Les travailleurs canadiens sont confrontés à l’instabilité de l’emploi dans des secteurs fragilisés par les tarifs douaniers, ce qui met ces travailleurs, leurs familles et leurs moyens de subsistance dans une situation précaire.
La viabilité et les perspectives à long terme du secteur canadien des ressources sont de plus en plus incertaines, une situation aggravée par le repli de notre principal partenaire commercial et par son éviction.
Honorables sénateurs, en guise d’exemple, j’aimerais dresser le portrait d’un jeune Canadien qui a vu sa situation financière se détériorer rapidement ces dernières années.

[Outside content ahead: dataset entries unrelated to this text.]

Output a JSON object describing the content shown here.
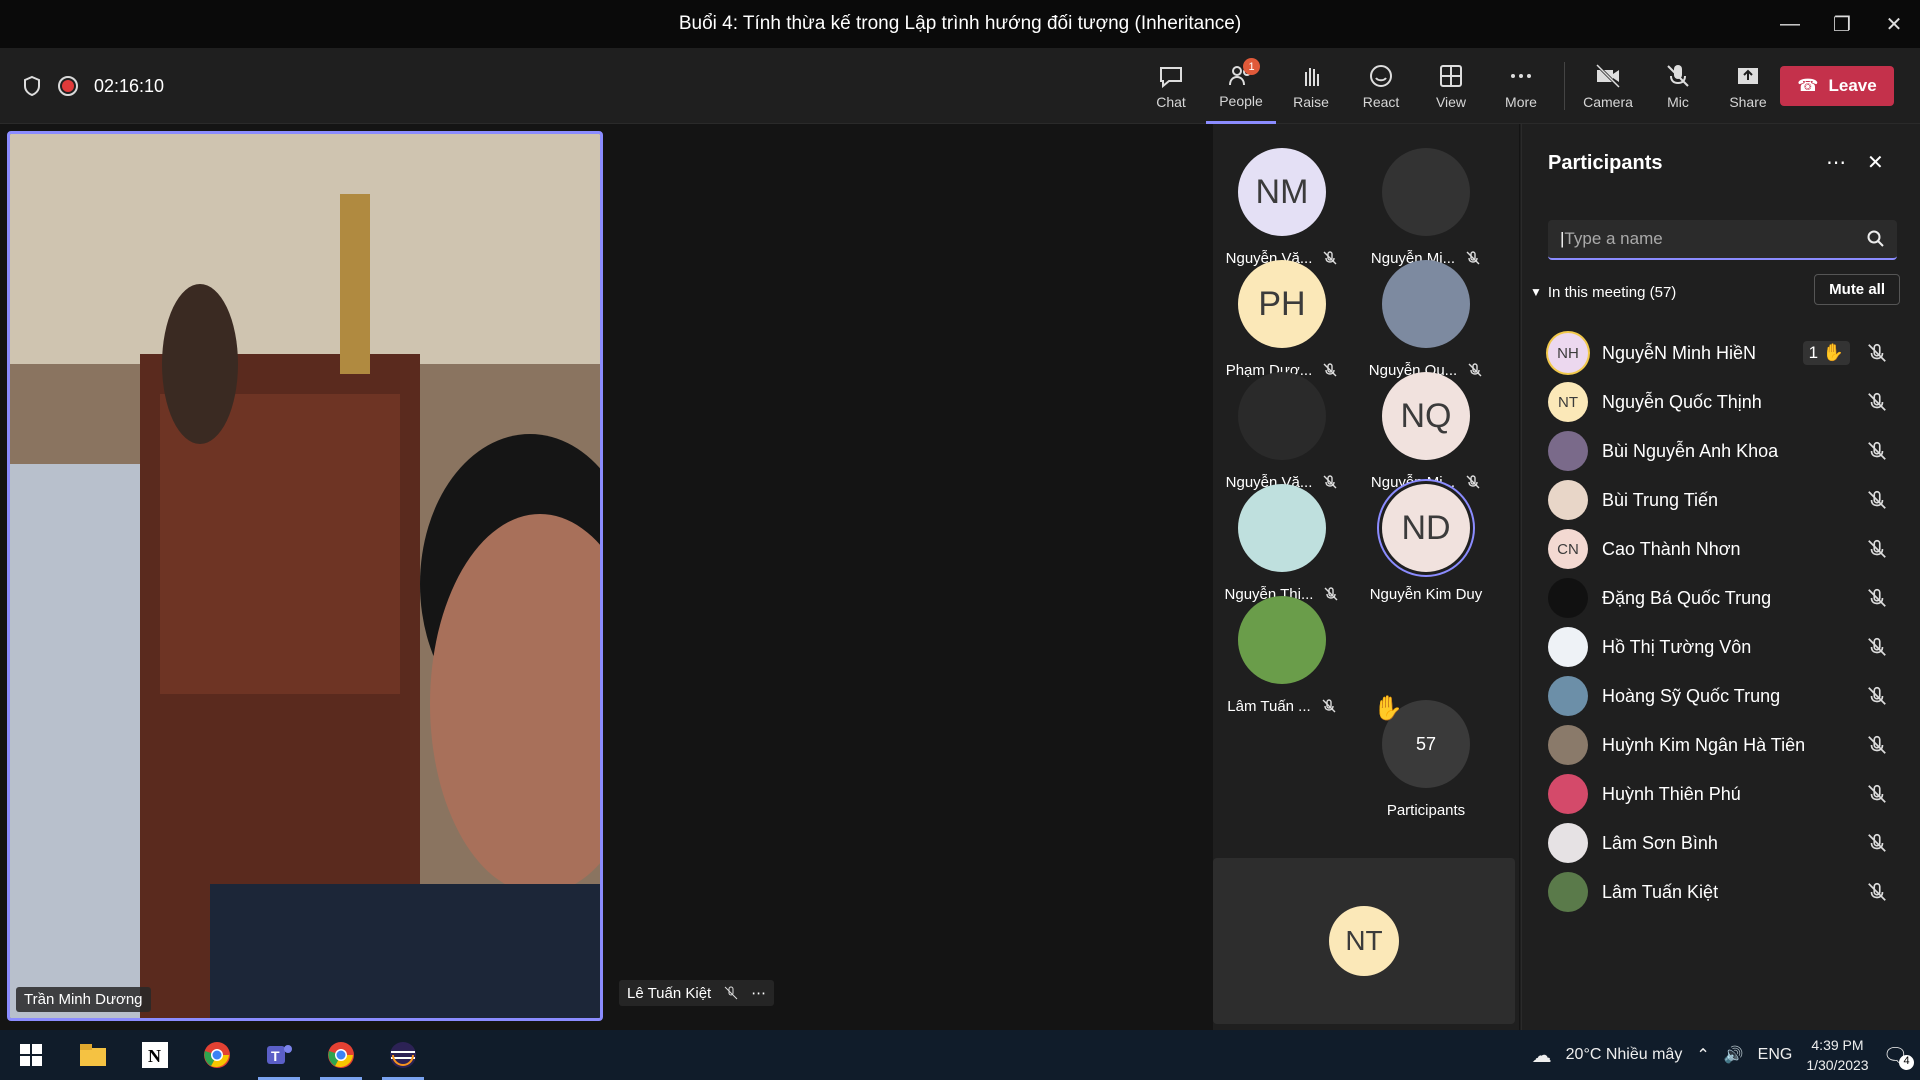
{
  "window": {
    "title": "Buổi 4: Tính thừa kế trong Lập trình hướng đối tượng (Inheritance)"
  },
  "meeting": {
    "timer": "02:16:10"
  },
  "toolbar": {
    "items": [
      {
        "label": "Chat",
        "icon": "chat-icon"
      },
      {
        "label": "People",
        "icon": "people-icon",
        "badge": "1",
        "active": true
      },
      {
        "label": "Raise",
        "icon": "hand-icon"
      },
      {
        "label": "React",
        "icon": "smile-icon"
      },
      {
        "label": "View",
        "icon": "grid-icon"
      },
      {
        "label": "More",
        "icon": "more-icon"
      },
      {
        "label": "Camera",
        "icon": "camera-off-icon"
      },
      {
        "label": "Mic",
        "icon": "mic-off-icon"
      },
      {
        "label": "Share",
        "icon": "share-icon"
      }
    ],
    "leave": "Leave"
  },
  "stage": {
    "main_name": "Trần Minh Dương",
    "second_name": "Lê Tuấn Kiệt"
  },
  "gallery": {
    "tiles": [
      {
        "initials": "NM",
        "name": "Nguyễn Vă...",
        "bg": "#e4e0f5"
      },
      {
        "initials": "",
        "name": "Nguyễn Mi...",
        "bg": "#333333"
      },
      {
        "initials": "PH",
        "name": "Phạm Dươ...",
        "bg": "#fbe8b8"
      },
      {
        "initials": "",
        "name": "Nguyễn Qu...",
        "bg": "#7d8aa0"
      },
      {
        "initials": "",
        "name": "Nguyễn Vă...",
        "bg": "#2a2a2a"
      },
      {
        "initials": "NQ",
        "name": "Nguyễn Mi...",
        "bg": "#f1e2de"
      },
      {
        "initials": "",
        "name": "Nguyễn Thị...",
        "bg": "#bfe0de"
      },
      {
        "initials": "ND",
        "name": "Nguyễn Kim Duy",
        "bg": "#f1e2de"
      },
      {
        "initials": "",
        "name": "Lâm Tuấn ...",
        "bg": "#6a9d4a"
      }
    ],
    "overflow_count": "57",
    "overflow_label": "Participants",
    "bottom_initials": "NT"
  },
  "panel": {
    "title": "Participants",
    "search_placeholder": "Type a name",
    "section": "In this meeting (57)",
    "mute_all": "Mute all",
    "people": [
      {
        "initials": "NH",
        "name": "NguyễN Minh HiềN",
        "bg": "#ecd8ef",
        "raise": "1"
      },
      {
        "initials": "NT",
        "name": "Nguyễn Quốc Thịnh",
        "bg": "#fbe8b8"
      },
      {
        "initials": "",
        "name": "Bùi Nguyễn Anh Khoa",
        "bg": "#7a6a8a"
      },
      {
        "initials": "",
        "name": "Bùi Trung Tiến",
        "bg": "#e8d6c8"
      },
      {
        "initials": "CN",
        "name": "Cao Thành Nhơn",
        "bg": "#f3d9d2"
      },
      {
        "initials": "",
        "name": "Đặng Bá Quốc Trung",
        "bg": "#111111"
      },
      {
        "initials": "",
        "name": "Hồ Thị Tường Vôn",
        "bg": "#eef2f6"
      },
      {
        "initials": "",
        "name": "Hoàng Sỹ Quốc Trung",
        "bg": "#6c8fa8"
      },
      {
        "initials": "",
        "name": "Huỳnh Kim Ngân Hà Tiên",
        "bg": "#8a7a6a"
      },
      {
        "initials": "",
        "name": "Huỳnh Thiên Phú",
        "bg": "#d44a6a"
      },
      {
        "initials": "",
        "name": "Lâm Sơn Bình",
        "bg": "#e6e2e4"
      },
      {
        "initials": "",
        "name": "Lâm Tuấn Kiệt",
        "bg": "#5a7a4a"
      }
    ]
  },
  "taskbar": {
    "weather": "20°C  Nhiều mây",
    "lang": "ENG",
    "time": "4:39 PM",
    "date": "1/30/2023",
    "notif": "4"
  }
}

L’accession à la propriété, autrefois une aspiration à court terme pour cette jeune génération, est désormais un rêve inaccessible, car le prix des maisons a doublé à l’échelle nationale au cours de la dernière décennie.
De plus, au cours des cinq dernières années seulement, le prix des aliments a augmenté de 26 %, ce qui fait en sorte qu’il est plus difficile pour les ménages de se nourrir. Selon le Bilan-Faim de Banques alimentaires Canada, 55 % des familles canadiennes ont du mal à subvenir à leurs besoins alimentaires de base, la demande auprès des banques alimentaires atteignant des sommets historiques partout au pays.
Honorables sénateurs, nous connaissons tous des individus qui correspondent à cette description, que ce soit votre enfant, votre petit-enfant, votre nièce ou votre neveu, votre voisin ou peut-être le personnel de votre bureau.
Voilà pourquoi le projet de loi C-5 est si important. Il doit permettre de prendre des mesures audacieuses, décisives et révolutionnaires qui amélioreront considérablement les perspectives économiques du Canada, tant pour le pays que pour sa population.
La nécessité de faire face à ces menaces et à celles imposées par le principal partenaire commercial du Canada a non seulement été une question déterminante pour de nombreux Canadiens lors des élections de cette année, mais elle a également été à l’origine du projet de loi dont nous sommes saisis.
Le Canada est une nation commerçante. Nous avons la chance de disposer d’abondantes ressources naturelles très prisées partout dans le monde. Cependant, les infrastructures essentielles du Canada sont actuellement loin d’être suffisantes pour garantir que notre offre réponde à la demande. Après avoir trop longtemps cherché à renforcer nos relations avec notre voisin du Sud, nous avons négligé de développer les moyens nécessaires pour diversifier nos échanges commerciaux. Nous subissons aujourd’hui les conséquences immédiates et graves de notre complaisance et de notre dépendance excessive à l’égard d’un seul marché.
Affaires mondiales Canada souligne que 65 % de l’activité économique du Canada est liée au commerce international. Au lieu de privilégier les échanges commerciaux avec notre voisin immédiat — souvent à rabais —, il est impératif pour la prospérité et la croissance économique futures du Canada de renforcer notre capacité à commercer davantage avec le reste du monde.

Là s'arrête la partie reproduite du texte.